On the one hand, increased outreach efforts were surely in response to the protests, subsequent police clashes and racially motivated incidents, media coverage, and public attention police departments were receiving. Conversations about defunding and reform also caught the eyes and ears of police departments.
On the other hand, increased outreach most likely contributed to the general heightened and sustained levels of police-related discourse and attention towards police departments. As police departments respond to the new reality of being more closely scrutinized, they also actively sustain interest by being more engaged in conversations with their community members.
Trends in Engagement
Following George Floyd’s murder, a conversation has been initiated between police departments and their constituents across the country. Police have increasingly reached out via social media and otherwise, and they’ve proactively engaged more through tools like Zencity (formerly Elucd). In parallel, residents have been responsive to these communications. Americans have begun using police social media channels as a platform to voice their criticism, support, and demand for policy changes, and a major shift has taken place – where conversation was not just about police, but also with police.
Discourse: Police vs Public Health
Despite the pandemic, Americans are discussing police and public safety related topics nearly 2x more than they’re discussing public health (and COVID related topics)

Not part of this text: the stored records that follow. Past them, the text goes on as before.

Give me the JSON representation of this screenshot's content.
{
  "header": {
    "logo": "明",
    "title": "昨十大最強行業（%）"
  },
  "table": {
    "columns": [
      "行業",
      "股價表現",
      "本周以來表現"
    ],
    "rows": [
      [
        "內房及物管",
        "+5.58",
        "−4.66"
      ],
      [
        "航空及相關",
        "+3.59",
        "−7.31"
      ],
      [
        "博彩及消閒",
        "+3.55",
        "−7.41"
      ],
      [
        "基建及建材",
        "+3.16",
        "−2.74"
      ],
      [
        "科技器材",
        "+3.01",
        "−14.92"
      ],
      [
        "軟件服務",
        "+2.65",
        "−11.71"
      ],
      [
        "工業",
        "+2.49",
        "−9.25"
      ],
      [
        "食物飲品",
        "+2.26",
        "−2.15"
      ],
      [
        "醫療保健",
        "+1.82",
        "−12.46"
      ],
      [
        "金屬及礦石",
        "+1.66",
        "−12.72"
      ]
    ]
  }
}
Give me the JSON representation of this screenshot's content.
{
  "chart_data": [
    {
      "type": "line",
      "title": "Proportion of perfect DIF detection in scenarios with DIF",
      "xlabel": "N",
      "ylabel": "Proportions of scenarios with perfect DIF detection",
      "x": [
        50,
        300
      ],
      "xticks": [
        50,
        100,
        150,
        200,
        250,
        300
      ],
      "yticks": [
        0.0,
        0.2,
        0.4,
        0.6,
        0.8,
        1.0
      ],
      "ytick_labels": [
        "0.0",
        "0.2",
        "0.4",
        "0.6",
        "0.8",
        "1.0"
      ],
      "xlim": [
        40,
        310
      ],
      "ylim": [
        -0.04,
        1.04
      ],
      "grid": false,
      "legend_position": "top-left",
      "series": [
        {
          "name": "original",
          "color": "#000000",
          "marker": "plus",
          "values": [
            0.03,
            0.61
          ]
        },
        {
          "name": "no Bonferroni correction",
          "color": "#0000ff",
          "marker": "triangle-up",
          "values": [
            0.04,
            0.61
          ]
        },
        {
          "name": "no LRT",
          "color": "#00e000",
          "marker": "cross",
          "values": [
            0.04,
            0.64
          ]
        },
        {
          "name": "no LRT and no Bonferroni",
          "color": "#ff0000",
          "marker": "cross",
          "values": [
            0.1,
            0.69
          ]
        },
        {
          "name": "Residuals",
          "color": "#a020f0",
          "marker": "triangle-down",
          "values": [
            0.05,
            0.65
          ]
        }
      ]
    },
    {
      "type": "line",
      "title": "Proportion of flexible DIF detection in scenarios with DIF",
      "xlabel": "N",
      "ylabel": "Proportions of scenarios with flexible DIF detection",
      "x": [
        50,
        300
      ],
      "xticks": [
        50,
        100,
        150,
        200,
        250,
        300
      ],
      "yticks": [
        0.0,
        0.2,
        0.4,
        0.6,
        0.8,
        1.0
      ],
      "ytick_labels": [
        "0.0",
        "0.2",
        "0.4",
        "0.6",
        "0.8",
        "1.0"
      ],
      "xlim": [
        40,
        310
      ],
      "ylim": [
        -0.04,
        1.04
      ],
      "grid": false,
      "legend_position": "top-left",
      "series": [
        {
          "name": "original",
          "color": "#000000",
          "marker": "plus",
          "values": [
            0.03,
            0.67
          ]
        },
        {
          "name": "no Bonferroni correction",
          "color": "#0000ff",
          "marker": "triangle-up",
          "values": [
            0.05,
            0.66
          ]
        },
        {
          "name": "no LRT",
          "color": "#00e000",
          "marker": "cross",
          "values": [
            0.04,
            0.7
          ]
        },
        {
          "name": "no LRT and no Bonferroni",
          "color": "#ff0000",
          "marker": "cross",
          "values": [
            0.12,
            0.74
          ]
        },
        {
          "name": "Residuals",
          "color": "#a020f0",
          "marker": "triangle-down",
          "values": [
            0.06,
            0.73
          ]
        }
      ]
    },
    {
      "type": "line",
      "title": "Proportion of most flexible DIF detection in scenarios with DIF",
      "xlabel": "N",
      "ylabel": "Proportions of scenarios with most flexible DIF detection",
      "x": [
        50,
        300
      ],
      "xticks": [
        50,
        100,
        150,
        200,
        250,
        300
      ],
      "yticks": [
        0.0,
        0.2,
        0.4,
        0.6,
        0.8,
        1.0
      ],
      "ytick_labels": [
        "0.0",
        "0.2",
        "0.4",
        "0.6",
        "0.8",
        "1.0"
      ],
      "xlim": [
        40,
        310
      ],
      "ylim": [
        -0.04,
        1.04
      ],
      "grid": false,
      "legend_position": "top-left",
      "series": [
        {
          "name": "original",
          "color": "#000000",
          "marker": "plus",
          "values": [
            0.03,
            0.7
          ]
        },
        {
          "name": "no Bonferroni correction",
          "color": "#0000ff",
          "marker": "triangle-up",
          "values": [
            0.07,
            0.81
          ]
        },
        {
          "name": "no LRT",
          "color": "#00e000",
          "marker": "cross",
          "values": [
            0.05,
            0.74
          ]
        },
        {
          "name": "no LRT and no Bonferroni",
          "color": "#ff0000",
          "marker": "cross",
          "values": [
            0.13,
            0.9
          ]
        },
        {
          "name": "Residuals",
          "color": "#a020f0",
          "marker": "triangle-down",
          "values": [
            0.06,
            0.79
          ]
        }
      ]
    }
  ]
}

Finally, many have reflected on the impact of the COVID-19 pandemic on the Black Lives Matter movement. Perhaps the only thing that shook the United States to its core more than the social justice protests of the spring and summer of 2020, was COVID, which has since cost more than half a million Americans their lives. Nonetheless, even as an unprecedented global pandemic altered nearly every aspect of public life, since George Floyd’s murder discourse about police and public safety is nearly 2X higher than discourse about public health.

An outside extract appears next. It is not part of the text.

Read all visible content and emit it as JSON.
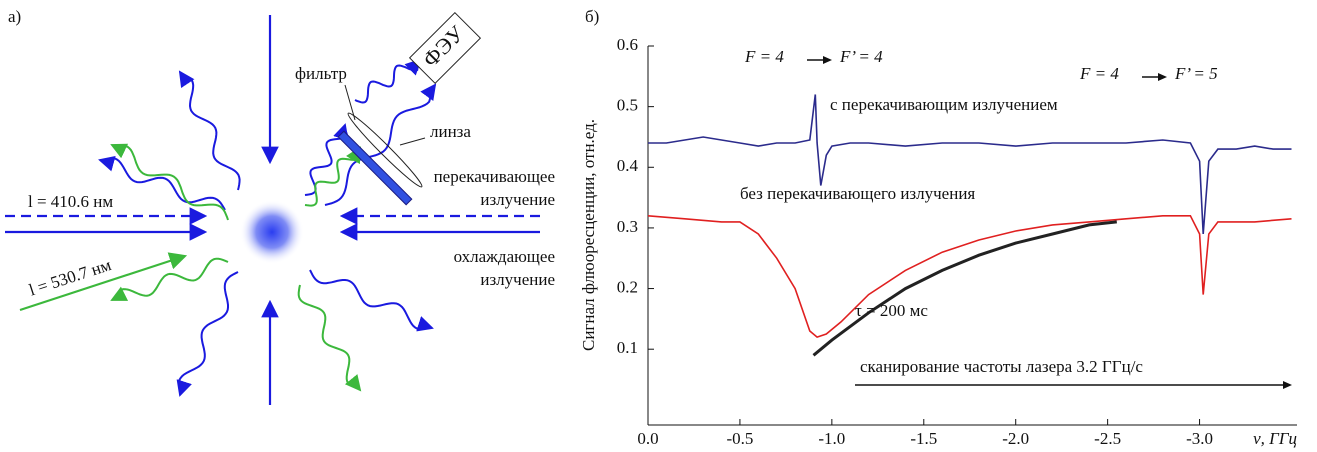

At the end of the day, the increased and sustained conversations about policing, police reform, and racial justice, in the wake of George Floyd’s murder, could not be stifled by the pandemic.
Although the verdict has been returned and former Minneapolis police officer Chauvin is guilty on all charges, the work has just begun. Law enforcement and legislative agencies are rising to the challenge to transform policing in the United States and to improve police-community relations.
Over the past year, as law enforcement agencies struggle to bridge a growing trust gap with community members – a gap dramatically widened by George Floyd’s brutal arrest and murder – police departments, in particular, are looking for new ways to hear all of their residents and have identified the importance of improved communications and increased trust with their constituency.
At Zencity, we have the privilege of working with hundreds of local government agencies and police departments – and we see first hand the hard work of public servants at affecting this change. Measuring how discourse levels in the United States have grown – from the public and agency side – is certainly one metric demonstrating the important and permanent impact of George Floyd’s unjustified death. As his historic trial comes to an end and the country braces for change, Zencity will continue to look at trends in attitudes towards policing across the country in order to help the local governments we work with better serve their residents and improve community relationships.